Children hear how excited their parents and their parents’ friends are when they talk about the “fun” of traveling to different cities and states to play in tournaments. The truth may be that fun for the parents may not be fun for the child. A child may intensely feel the stress of the practical and financial impacts of the extra time and travel requirements placed on their family. The intense actions and reactions of the parents to the outcome of the games may even cause the child to feel their parents’ love for them or their self-worth is tied to getting a medal or trophy and the child’s relative contributions to “winning” those things.
From a purely sports perspective, the child may be deluded into thinking that being selected to these teams is an indication they are an elite player. The truth is good is never good enough and a player’s ability can never be accurately judged based on a comparison to a small sample size such as the players in one league. In some sports, the quality of players has been significantly diluted by the number of options players now have for leagues and teams to join. It may take comparison to regional and national select players to gauge a player’s true ability at that time.

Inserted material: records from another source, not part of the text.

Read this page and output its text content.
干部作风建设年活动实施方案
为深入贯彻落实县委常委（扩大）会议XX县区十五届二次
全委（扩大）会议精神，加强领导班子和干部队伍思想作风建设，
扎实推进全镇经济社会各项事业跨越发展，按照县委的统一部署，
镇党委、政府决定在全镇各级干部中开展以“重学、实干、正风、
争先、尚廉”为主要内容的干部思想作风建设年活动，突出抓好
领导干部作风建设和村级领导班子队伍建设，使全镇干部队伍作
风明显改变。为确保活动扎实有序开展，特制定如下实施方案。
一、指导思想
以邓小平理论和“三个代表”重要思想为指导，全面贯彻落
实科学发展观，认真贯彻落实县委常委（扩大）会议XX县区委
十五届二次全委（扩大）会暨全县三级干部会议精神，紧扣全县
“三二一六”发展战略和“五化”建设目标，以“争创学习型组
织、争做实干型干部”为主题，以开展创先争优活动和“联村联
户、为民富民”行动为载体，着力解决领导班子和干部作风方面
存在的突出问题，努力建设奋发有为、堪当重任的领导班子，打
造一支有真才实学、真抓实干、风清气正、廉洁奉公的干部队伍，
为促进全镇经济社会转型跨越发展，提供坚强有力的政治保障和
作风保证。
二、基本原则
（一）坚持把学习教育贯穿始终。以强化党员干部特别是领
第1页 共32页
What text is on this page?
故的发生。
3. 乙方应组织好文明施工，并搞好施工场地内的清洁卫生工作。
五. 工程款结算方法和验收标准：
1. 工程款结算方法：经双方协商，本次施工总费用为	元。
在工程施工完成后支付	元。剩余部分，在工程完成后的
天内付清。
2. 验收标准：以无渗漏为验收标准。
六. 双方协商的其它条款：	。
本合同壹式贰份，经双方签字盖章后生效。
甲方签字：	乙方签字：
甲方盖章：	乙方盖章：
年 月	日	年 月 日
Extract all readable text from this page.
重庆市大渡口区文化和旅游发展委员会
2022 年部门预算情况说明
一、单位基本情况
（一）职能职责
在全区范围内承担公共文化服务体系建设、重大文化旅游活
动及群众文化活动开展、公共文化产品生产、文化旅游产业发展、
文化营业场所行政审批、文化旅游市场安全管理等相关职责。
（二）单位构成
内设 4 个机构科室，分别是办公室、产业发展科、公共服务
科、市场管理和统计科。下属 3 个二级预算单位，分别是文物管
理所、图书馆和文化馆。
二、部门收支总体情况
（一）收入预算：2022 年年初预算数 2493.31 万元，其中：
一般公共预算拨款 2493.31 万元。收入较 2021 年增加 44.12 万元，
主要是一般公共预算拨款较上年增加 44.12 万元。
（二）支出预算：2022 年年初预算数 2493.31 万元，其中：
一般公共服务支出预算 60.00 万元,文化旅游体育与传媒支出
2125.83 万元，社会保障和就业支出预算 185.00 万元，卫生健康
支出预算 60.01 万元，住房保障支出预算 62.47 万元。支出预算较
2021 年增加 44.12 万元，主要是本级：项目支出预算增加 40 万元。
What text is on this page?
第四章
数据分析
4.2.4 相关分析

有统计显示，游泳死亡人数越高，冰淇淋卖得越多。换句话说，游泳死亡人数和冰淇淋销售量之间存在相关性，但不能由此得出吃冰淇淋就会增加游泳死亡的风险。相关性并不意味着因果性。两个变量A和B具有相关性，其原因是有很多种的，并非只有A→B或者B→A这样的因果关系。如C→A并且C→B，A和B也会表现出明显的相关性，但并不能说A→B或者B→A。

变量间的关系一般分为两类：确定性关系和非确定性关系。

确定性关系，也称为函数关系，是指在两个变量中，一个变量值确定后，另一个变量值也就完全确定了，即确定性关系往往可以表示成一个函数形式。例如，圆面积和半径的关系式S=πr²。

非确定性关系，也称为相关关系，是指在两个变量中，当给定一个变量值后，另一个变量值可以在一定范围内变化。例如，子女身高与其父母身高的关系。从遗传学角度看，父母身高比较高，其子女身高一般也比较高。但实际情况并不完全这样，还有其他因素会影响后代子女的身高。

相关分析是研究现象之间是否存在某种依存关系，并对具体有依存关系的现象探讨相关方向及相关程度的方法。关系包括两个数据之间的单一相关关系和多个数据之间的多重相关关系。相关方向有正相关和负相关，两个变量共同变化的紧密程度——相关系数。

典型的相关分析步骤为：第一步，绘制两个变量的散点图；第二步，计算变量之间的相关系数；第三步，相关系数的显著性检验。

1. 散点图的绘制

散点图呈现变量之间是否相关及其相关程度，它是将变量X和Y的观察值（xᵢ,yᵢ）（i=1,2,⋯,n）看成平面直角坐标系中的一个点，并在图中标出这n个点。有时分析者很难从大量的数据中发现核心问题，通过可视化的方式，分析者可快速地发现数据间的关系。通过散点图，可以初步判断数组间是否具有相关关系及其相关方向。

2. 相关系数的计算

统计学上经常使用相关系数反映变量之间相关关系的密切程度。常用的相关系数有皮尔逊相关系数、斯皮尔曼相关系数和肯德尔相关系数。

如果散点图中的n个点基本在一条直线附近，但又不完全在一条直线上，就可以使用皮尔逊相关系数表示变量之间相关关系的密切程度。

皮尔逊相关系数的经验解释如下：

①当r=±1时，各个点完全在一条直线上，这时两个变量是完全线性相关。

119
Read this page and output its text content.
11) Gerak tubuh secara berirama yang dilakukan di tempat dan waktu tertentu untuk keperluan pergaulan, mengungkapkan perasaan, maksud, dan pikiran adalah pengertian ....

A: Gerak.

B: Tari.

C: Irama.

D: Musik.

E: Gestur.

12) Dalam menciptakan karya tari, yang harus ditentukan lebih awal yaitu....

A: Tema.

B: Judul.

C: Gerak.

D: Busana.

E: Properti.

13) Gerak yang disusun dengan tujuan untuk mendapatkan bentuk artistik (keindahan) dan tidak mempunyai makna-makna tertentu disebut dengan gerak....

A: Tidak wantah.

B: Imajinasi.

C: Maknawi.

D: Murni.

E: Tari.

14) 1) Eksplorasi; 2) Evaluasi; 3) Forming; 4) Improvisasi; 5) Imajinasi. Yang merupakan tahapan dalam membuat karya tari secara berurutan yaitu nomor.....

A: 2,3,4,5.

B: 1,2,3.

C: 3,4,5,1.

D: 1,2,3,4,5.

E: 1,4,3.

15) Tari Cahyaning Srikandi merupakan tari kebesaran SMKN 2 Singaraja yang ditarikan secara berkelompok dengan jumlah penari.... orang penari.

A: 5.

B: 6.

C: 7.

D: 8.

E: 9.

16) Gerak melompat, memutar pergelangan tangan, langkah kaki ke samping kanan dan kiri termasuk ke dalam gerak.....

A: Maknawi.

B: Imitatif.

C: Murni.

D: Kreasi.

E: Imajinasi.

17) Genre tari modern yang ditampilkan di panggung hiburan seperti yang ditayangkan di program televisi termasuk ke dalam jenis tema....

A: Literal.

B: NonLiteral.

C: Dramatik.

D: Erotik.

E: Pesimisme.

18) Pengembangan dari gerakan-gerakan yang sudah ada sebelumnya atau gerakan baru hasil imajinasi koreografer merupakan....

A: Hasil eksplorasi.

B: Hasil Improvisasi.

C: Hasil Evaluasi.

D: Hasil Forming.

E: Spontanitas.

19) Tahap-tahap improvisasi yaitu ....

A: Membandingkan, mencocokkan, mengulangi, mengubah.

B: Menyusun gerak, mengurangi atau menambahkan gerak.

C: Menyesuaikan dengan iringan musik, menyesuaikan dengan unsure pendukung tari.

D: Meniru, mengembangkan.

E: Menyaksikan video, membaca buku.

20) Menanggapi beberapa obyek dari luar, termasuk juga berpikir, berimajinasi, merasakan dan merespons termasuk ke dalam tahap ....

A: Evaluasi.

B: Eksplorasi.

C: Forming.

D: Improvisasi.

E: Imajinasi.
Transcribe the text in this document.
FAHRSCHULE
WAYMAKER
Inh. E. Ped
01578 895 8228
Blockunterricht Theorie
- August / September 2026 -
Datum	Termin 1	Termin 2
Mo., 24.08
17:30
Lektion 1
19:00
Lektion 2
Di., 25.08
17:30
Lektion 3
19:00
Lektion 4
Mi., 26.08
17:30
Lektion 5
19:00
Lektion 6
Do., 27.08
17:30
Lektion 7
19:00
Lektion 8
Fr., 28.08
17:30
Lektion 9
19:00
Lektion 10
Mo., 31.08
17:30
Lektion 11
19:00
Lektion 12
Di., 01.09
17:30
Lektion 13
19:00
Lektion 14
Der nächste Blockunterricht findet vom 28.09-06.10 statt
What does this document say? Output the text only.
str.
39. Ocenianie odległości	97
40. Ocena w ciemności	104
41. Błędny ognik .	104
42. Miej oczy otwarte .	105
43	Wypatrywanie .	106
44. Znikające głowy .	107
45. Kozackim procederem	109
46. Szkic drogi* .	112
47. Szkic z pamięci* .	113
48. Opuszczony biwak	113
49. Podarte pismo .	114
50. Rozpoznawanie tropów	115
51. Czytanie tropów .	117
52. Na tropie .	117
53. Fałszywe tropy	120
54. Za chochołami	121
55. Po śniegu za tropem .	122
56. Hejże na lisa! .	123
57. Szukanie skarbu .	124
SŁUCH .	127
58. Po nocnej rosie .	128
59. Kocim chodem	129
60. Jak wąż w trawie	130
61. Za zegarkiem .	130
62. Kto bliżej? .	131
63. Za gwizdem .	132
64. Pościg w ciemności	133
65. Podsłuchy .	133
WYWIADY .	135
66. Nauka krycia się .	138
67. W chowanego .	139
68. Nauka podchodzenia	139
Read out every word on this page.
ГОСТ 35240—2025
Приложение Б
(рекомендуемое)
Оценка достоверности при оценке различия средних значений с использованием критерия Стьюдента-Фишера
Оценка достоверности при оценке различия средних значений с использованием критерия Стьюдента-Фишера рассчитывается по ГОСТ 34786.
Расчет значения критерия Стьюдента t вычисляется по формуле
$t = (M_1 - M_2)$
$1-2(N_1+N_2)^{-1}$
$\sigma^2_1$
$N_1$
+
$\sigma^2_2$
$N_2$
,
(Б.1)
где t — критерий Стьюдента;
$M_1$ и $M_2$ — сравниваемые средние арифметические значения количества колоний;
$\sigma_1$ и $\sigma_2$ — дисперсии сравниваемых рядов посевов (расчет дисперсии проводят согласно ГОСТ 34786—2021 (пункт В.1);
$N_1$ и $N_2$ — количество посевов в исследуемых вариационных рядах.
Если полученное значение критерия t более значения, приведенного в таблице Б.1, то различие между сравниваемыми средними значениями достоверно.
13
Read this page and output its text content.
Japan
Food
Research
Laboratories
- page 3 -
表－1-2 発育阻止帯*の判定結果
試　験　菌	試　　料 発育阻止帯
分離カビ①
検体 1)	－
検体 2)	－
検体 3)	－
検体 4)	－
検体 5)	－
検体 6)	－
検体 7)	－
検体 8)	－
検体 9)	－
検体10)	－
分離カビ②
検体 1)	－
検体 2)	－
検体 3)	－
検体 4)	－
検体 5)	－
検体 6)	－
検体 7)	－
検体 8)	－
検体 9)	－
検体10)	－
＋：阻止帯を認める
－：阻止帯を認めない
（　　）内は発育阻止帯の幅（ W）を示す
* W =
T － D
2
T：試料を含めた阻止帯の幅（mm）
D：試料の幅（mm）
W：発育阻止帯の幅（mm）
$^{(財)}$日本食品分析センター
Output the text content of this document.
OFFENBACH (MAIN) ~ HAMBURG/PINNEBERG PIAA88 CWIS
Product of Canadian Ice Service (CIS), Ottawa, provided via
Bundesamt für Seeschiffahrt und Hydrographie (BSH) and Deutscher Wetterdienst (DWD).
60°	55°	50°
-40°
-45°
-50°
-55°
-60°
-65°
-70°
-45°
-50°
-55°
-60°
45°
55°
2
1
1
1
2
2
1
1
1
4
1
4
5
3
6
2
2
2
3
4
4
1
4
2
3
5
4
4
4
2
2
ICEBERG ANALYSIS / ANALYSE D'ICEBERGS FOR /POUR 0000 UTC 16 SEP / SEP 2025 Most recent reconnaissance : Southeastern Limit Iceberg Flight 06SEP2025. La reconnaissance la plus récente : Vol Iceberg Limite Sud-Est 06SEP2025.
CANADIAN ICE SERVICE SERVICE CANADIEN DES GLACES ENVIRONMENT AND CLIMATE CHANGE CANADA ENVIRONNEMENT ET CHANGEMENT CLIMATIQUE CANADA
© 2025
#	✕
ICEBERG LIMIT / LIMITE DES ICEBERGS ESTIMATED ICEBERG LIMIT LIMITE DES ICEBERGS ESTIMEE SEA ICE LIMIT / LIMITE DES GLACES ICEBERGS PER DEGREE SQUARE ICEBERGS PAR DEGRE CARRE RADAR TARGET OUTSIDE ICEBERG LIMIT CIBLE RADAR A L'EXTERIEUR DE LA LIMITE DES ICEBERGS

I remember sitting with five college coaches watching two select high school baseball teams play. The parents probably thought their children were elite players because they had paid thousands of dollars every year to participate in the Club Ball circuit. And yet, after the game was done, all of the coaches unanimously agreed that of the 22 players who played in the game, only two had the tangibles and intangibles to play college baseball.
The best athletes have the most potential to become the best players. From a very early age, players must participate in a variety of activities that use their upper and lower bodies simultaneously and that challenge their minds as well as their bodies. Eventually, to be elite, players must compete in programs where the standards are very high, the competition is very tough, and they are consistently challenged to work very hard to improve even if they are currently better than anyone else they know or watch.
All youth practices and pre-game routines should have an athleticism training component that is developed and mandated by the league with assistance from nationally certified strength, conditioning and movement optimization trainers in that sport. The program must be diligently monitored and progressed every year to be sure every player is developing as an athlete not just a player.
The judgement of whether a player is currently elite must be made by knowledgeable and experienced coaches at the next level who have no affiliation to the player’s family, team, or league and no business self-interest compromising their objectivity.
Most importantly, a child must have a balance in their life beyond sports so they are confident they have skills, talents and life experiences that will mean their happiness and success in life will be determined by what happens off the field or court, not on it. A small group may not think that you are currently an All-Star player, but the world will know that you are an All-Star person.